A female ex-writer brings a sexual harassment lawsuit against the show because she thinks she was fired for "not being one of the boys." Kind of like the one that happened to the writers of Friends, Matthew Perry's previous show. Weird. Anyway, The alleged harassment happened two years earlier, when neither Matt, nor Danny, nor any of the current writers was around, so it's not all that clear how having Matt followed around by a "hot" lawyer for the network will help NBS to build its case. Matt gets his panties in a bunch when he reads the part where the writers were talking about all of the ways in which they would like to screw Harriet. Meanwhile, Danny asks Harriet (who's busy on her film set with Luke) to "fake it" with Matt so that he can finish writing the week's show. Harriet feels guilty about a scene in her film that she thinks is dishonest, but really she feels guilty about abandoning Matt or something. Matt won't insist that Harriet leave the film set, as she is supposed to do on Wednesdays, because he thinks it will make him look petty. The lawyer points all of this out, because she's not only smart and hot, but she's also omniscient. And she's got the hots for Matt. Harriet breaks up with Luke, because she thinks he's just keeping her on the film set so that she can't spend time with Matt. Then she returns to the set to help Matt write the show, and kisses him on the cheek. Was that faking it? Because it wasn't very convincing. Speaking of fake, Jordan acquires a fake baby to practice on, because career women have no motherly instincts or family members or babysitting experience or common sense. Danny agrees to take care of the fake baby too, but at least he thinks it's ridiculous. So he passes the baby off to Tom and Simon, who manage to chop the baby's head off with a mini-guillotine. Don't ask. Danny gets the prop guys to fix it and hopes Jordan won't notice, but she does when the baby's head and eyeballs pop out. But she forgives Danny because, why not?
The show opens with Danny talking to some blonde lady, who reminds him that he's not going to be a defendant. After going all the way around the point, coming back, overshooting it, throwing it in reverse, and inching forward slightly, we learn that a female former writer for the show is suing Studio 60 for sexual harassment, and this blonde lady is the network's lawyer, and she want to talk to the people who might be called as witnesses. Problem is that Danny didn't work on the show when the writer did, so I'm not entirely sure what the point of questioning him is, and neither is Danny.

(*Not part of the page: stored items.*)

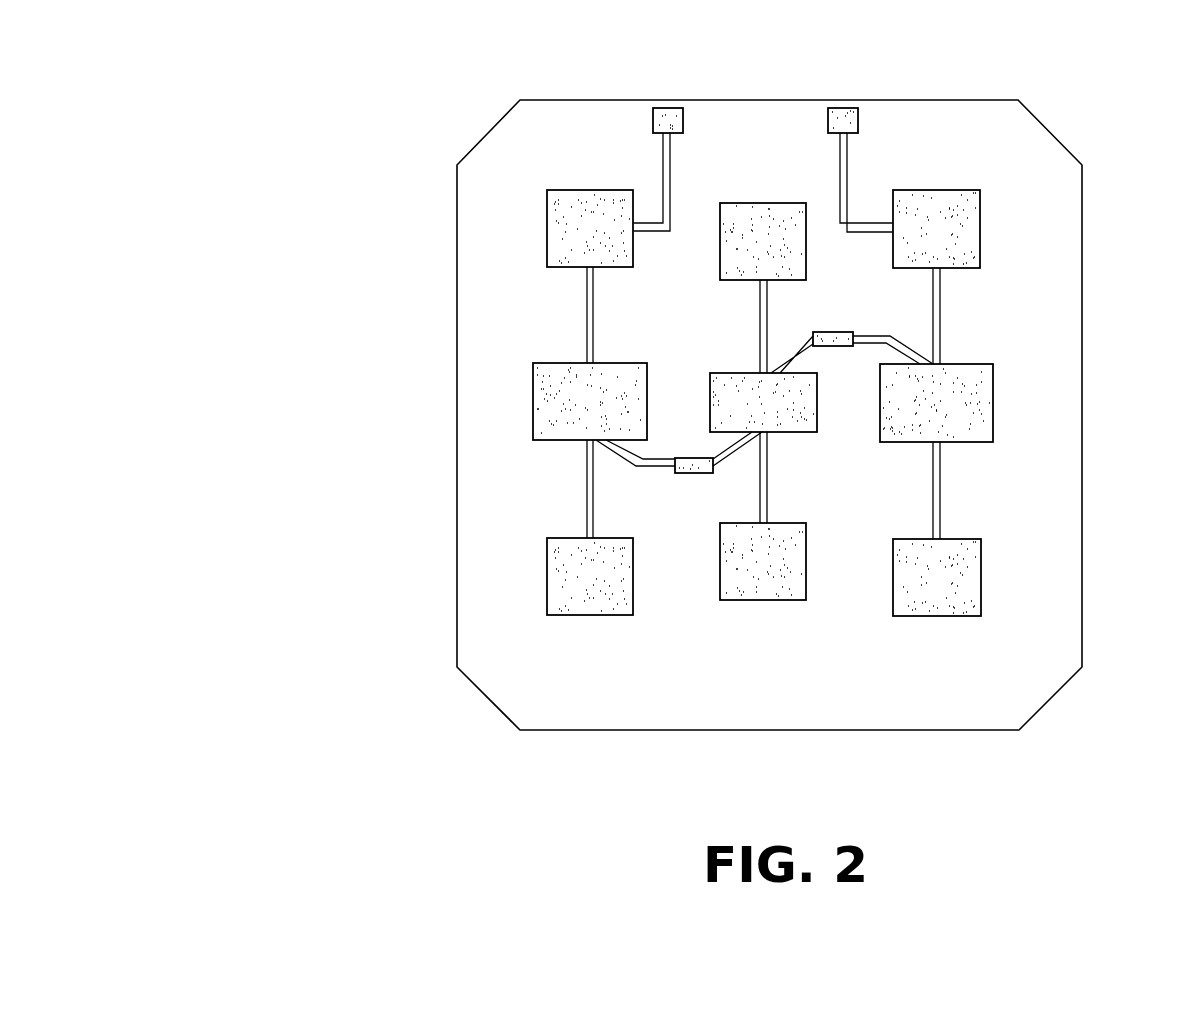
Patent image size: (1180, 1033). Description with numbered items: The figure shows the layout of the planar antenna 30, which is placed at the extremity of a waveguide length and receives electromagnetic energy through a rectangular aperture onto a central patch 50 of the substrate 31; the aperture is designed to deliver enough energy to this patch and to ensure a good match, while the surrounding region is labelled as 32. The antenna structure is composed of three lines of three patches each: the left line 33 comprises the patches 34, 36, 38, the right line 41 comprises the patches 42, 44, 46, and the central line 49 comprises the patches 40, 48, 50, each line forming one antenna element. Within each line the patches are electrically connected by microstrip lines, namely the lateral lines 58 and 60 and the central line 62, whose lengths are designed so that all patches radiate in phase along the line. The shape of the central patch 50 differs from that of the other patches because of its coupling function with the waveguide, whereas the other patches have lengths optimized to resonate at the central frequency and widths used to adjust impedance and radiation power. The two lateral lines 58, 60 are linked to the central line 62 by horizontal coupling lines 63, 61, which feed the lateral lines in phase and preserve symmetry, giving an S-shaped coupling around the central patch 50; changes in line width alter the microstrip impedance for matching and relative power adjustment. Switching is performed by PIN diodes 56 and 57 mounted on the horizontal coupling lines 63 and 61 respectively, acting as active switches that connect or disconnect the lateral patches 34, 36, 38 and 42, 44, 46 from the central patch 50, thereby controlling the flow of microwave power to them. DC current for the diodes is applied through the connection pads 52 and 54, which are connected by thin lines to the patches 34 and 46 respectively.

The planar antenna 30 is at (278, 151).
The substrate 31 is at (1028, 655).
The substrate surface 32 is at (487, 388).
The left line 33 is at (536, 652).
The patch 34 is at (547, 202).
The patch 36 is at (553, 446).
The patch 38 is at (547, 573).
The patch 40 is at (762, 601).
The right line 41 is at (949, 660).
The patch 42 is at (982, 571).
The patch 44 is at (994, 400).
The patch 46 is at (935, 190).
The patch 48 is at (765, 203).
The central line 49 is at (733, 655).
The central patch 50 is at (817, 413).
The connection pad 52 is at (655, 114).
The connection pad 54 is at (845, 107).
The PIN diode 56 is at (685, 474).
The PIN diode 57 is at (852, 334).
The microstrip line 58 is at (587, 297).
The microstrip line 60 is at (940, 306).
The horizontal coupling line 61 is at (797, 347).
The central line 62 is at (758, 333).
The horizontal coupling line 63 is at (620, 465).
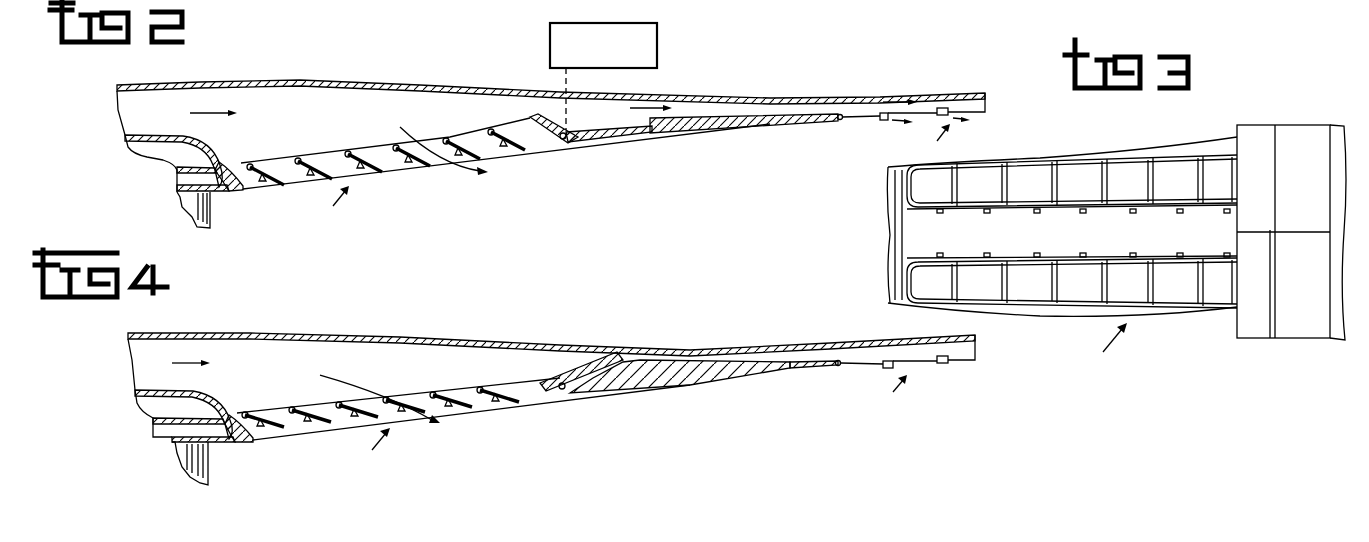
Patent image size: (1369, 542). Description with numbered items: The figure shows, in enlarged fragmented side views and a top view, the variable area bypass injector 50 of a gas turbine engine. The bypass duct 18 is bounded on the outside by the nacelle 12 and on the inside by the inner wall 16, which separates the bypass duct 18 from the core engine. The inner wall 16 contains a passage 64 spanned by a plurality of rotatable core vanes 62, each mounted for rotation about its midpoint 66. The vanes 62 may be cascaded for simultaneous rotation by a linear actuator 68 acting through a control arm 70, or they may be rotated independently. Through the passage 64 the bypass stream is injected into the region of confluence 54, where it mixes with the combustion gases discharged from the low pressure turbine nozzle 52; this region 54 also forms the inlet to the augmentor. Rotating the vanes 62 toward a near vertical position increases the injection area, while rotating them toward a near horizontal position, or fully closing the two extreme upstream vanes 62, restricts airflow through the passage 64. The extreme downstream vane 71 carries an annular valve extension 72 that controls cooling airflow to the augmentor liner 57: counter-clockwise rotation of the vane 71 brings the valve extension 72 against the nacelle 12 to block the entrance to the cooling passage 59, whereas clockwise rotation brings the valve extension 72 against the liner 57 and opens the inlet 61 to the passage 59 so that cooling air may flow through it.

In FIG. 2, the nacelle 12 is at (295, 80).
In FIG. 4, the nacelle 12 is at (303, 332).
In FIG. 2, the inner wall 16 is at (227, 192).
In FIG. 3, the inner wall 16 is at (1162, 322).
In FIG. 4, the inner wall 16 is at (230, 441).
In FIG. 2, the bypass duct 18 is at (152, 121).
In FIG. 4, the bypass duct 18 is at (158, 371).
In FIG. 2, the variable area bypass injector 50 is at (332, 205).
In FIG. 3, the variable area bypass injector 50 is at (1112, 347).
In FIG. 4, the variable area bypass injector 50 is at (375, 449).
In FIG. 2, the low pressure turbine nozzle 52 is at (211, 223).
In FIG. 4, the low pressure turbine nozzle 52 is at (210, 476).
In FIG. 2, the region of confluence 54 is at (556, 193).
In FIG. 4, the region of confluence 54 is at (501, 445).
In FIG. 2, the augmentor liner 57 is at (915, 137).
In FIG. 4, the augmentor liner 57 is at (895, 386).
In FIG. 2, the cooling passage 59 is at (937, 102).
In FIG. 4, the cooling passage 59 is at (913, 348).
In FIG. 2, the inlet 61 is at (588, 122).
In FIG. 4, the inlet 61 is at (557, 356).
In FIG. 2, the rotatable core vanes 62 is at (490, 131).
In FIG. 3, the rotatable core vanes 62 is at (1173, 270).
In FIG. 4, the rotatable core vanes 62 is at (493, 387).
In FIG. 2, the passage 64 is at (400, 172).
In FIG. 3, the passage 64 is at (1013, 297).
In FIG. 4, the passage 64 is at (420, 398).
In FIG. 2, the midpoint 66 is at (304, 163).
In FIG. 3, the midpoint 66 is at (982, 252).
In FIG. 4, the midpoint 66 is at (320, 418).
In FIG. 2, the linear actuator 68 is at (658, 47).
In FIG. 2, the control arm 70 is at (573, 85).
In FIG. 2, the extreme downstream vane 71 is at (540, 117).
In FIG. 3, the extreme downstream vane 71 is at (1252, 244).
In FIG. 4, the extreme downstream vane 71 is at (553, 375).
In FIG. 2, the annular valve extension 72 is at (612, 140).
In FIG. 3, the annular valve extension 72 is at (1300, 136).
In FIG. 4, the annular valve extension 72 is at (598, 357).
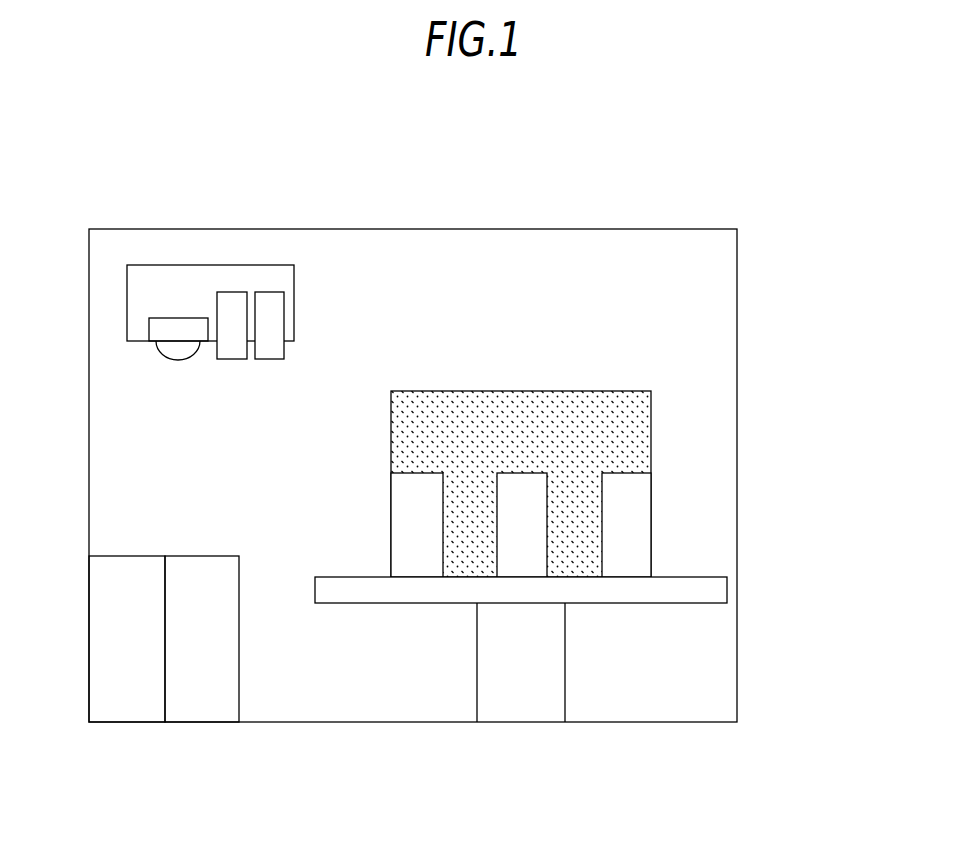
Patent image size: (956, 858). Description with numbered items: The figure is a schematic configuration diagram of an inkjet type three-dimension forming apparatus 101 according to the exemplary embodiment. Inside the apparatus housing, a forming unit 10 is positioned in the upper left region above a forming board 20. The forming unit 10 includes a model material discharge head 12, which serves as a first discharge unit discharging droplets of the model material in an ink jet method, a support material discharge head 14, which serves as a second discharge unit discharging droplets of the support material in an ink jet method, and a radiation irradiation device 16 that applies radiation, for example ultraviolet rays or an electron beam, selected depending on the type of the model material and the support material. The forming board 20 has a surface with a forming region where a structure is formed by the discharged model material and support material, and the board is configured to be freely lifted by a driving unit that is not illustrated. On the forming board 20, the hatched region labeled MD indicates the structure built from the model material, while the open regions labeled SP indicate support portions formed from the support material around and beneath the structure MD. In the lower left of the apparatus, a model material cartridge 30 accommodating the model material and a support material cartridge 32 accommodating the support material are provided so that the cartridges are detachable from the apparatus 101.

Danny wonders what exactly the grounds are for the lawsuit, but in one of the things that frustrates me about this show stylistically, he can't just say, "On what grounds is she suing?" or even "So what's her claim?" Instead, Danny has to list off all the reasons someone might file a claim of sexual harassment, none of which is the real reason, until finally the lawyer tells him that the woman is claiming there was a hostile work environment. What is the point of that? To show that Mark McKinney (credited with writing this episode) and the rest of the writing team know all of the nuances of the sexual harassment laws? To show that Danny does? To kill time? I don't know. It certainly doesn't develop Danny's character; it's already been established that he knows a lot about some things and very little about others (pregnant women). It's just talking for the sake of talking, and while I'm generally a fan of dialogue-heavy scenes, sometimes it's better to let the actors, you know, act. With their faces. And with their mouths closed. Anyway, I typed all of that, and they're STILL talking, so there's my point. The lawyer claims that the woman thinks she was fired for refusing to be "one of the boys," and Danny claims that the woman was fired because she was "lousy." Danny and the lawyer stare at each other until Danny points out that it's 10 PM.
Matt is in his office, looking frustrated and drinking some sort of energy drink, a dangerous combination. I can never keep track of the timeline on this show. Is this supposed to be right after the previous episode? I'm guessing not, because Matt is wearing different clothes. So he's not still under the effect of the pills he took? Or maybe he took more pills? I don't know. Matt asks Suzanne to get some of the cast members up to his office, and then immediately changes his mind and says he'll go find them. Matt notices that Suzanne is unwrapping some takeout, and tells her to go home, but she reminds him (matter-of-factly, not in a put-upon way) that she goes home when he does. Matt says that he might not go home at all, and Suzanne advises him to do so, at least for a little while. The whole "assistant as mom" thing is so played out.